O esfaqueamento de Salman Rushdie (o assassinato da filha do ideólogo russo Dugin assume características muito diversas) tem, em termos civilizacionais, implicações globais bem mais graves do que as que decorrem dos resultados do inquérito europeu segundo o qual, num conjunto de 500 juízes portugueses que a ele responderam, 26% dizem acreditar que alguns juízes receberam subornos nos últimos três anos e 27% acreditam em irregularidades na distribuição de processos judiciais. É este último o assunto que irei abordar em primeiro lugar. Não tenho ilusões acerca da minha capacidade para influenciar os outros, mas é minha obrigação começar por opinar acerca dos problemas que me são mais próximos, mais não seja para "lavar a minha alma" e para que nunca possa ser afirmado que, com o meu silêncio, pactuei com esta vergonha.
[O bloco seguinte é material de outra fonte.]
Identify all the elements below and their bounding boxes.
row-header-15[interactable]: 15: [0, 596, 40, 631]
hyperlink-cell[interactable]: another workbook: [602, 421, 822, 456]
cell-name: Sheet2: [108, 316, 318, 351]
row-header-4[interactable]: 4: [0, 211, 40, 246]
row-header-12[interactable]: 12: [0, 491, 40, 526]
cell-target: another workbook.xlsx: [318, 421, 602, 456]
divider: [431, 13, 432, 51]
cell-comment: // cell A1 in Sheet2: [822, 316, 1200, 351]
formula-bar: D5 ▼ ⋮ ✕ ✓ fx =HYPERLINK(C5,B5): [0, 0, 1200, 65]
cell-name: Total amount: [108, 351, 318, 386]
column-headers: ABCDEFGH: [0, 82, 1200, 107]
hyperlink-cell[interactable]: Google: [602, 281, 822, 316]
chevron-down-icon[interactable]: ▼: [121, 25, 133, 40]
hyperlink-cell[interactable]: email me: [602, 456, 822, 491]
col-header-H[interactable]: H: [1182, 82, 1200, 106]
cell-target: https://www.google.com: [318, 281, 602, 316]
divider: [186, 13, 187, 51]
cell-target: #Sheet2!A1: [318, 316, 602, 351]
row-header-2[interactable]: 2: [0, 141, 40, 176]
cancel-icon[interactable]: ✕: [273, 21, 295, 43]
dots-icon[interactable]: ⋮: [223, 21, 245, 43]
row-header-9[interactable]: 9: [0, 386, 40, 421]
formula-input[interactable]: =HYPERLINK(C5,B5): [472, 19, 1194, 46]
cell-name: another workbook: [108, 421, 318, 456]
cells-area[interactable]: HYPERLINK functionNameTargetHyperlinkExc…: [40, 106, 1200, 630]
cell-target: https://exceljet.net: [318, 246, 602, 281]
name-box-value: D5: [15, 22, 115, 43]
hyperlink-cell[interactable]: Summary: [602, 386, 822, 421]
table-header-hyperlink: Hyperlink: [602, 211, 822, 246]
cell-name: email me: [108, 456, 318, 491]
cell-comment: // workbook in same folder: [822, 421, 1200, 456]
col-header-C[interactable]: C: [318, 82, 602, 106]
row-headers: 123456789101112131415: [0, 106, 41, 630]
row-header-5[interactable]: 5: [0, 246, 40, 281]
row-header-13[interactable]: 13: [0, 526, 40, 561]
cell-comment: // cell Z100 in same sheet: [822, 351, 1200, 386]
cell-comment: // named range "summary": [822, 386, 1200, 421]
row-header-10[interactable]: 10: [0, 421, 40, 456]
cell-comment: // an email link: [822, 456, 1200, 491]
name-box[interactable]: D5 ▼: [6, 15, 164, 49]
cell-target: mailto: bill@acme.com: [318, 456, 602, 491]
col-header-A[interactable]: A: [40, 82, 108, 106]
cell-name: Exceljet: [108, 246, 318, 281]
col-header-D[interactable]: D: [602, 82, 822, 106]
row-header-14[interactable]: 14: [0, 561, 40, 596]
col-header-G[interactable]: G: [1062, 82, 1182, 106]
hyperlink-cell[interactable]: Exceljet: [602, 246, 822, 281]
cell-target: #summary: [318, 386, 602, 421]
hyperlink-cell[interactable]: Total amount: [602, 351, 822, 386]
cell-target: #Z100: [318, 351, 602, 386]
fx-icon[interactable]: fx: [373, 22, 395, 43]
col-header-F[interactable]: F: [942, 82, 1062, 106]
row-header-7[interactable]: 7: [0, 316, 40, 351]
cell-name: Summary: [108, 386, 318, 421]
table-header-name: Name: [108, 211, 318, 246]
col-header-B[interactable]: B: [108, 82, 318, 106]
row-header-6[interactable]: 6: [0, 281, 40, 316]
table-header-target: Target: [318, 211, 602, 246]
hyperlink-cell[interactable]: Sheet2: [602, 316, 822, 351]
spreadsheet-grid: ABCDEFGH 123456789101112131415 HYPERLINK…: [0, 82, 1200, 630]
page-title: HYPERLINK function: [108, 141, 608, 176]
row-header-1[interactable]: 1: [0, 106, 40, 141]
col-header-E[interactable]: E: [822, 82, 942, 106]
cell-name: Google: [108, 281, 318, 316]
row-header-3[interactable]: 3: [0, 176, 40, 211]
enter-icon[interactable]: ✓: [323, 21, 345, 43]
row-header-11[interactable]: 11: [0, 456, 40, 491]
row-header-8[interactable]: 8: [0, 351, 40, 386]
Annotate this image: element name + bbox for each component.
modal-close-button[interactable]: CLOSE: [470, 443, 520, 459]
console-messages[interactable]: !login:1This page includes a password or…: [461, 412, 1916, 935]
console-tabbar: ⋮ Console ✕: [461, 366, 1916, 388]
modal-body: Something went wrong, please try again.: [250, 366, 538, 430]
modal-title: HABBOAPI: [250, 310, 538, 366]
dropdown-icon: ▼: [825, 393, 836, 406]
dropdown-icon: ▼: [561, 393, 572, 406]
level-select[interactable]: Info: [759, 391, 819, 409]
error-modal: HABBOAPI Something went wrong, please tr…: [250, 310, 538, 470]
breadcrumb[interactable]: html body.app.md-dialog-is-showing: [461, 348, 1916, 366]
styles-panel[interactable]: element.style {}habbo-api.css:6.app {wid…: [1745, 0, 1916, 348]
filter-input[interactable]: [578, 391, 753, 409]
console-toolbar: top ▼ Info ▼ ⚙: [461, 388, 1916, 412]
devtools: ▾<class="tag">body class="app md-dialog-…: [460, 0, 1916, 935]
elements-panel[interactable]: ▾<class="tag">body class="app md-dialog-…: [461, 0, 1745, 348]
Na verdade, esse resultado demonstra que esses juízes não se comportaram como tal, mas antes como cidadãos e cidadãs normais que decidem face a meras aparências. Ora, acontece que os juízes não podem, de todo, ser cidadãos e cidadãs normais, porque os julgamentos com base na mera aparência só são admissíveis nas decisões a tomar nas providências cautelares (e mesmo aí apenas no que respeita à verosimilhança da existência do direito que se afirma estar a ser violado, porque, quanto à prova da efetiva violação, esta apreciação segue as regras gerais). As decisões judiciais só podem assentar em factos que estão provados nos processos para além de qualquer dúvida razoável (artigo 346 do Código Civil). Portanto, os juízes que produziram aquelas afirmações genéricas e insultuosas para todos os demais juízes (diferentemente seria se tivessem referido que foram iniciados, indicando o número concreto, processos em que juízes foram acusados de corrupção) mostraram desconhecer o que significa ser titular de um poder de soberania. O que não me espanta, porque ninguém nasce juiz (há que aprender a sê-lo) e o Centro de Estudos Judiciários há décadas que se dedica a formar funcionários, sem cuidar de transmitir o significado e a profundíssima relevância ética e social desse conceito civilizacional. Só essa razão (mas muitas outras existem, como venho afirmando há mais de 20 anos) deveria ser suficiente para encerrar esse Centro de Formação e voltar a refundá-lo depois de uma profunda, mas transparente e participada, discussão sobre o que o mesmo deve ser e como deve funcionar.
Breves desabafos finais. Para quando os estudos acerca dos procuradores que, ao contrário dos juízes, mercê do estupendo Código de Processo Penal (que, desde antes da sua entrada em vigor em 1987, venho apontando como sendo tudo menos liberal e democrático), podem agir sem qualquer controlo na direção dos inquéritos, nomeadamente nos casos de arquivamento? E quanto às distribuições, será que alguma vez será discutido se, como agora acontece, as mesmas podem continuar a ser realizadas usando um computador de um instituto (IGFEJ) do Ministério da Justiça? Bem fazem os advogados que não vão assistir às distribuições. Para fazer figura de corpo presente já basta o juiz distribuidor.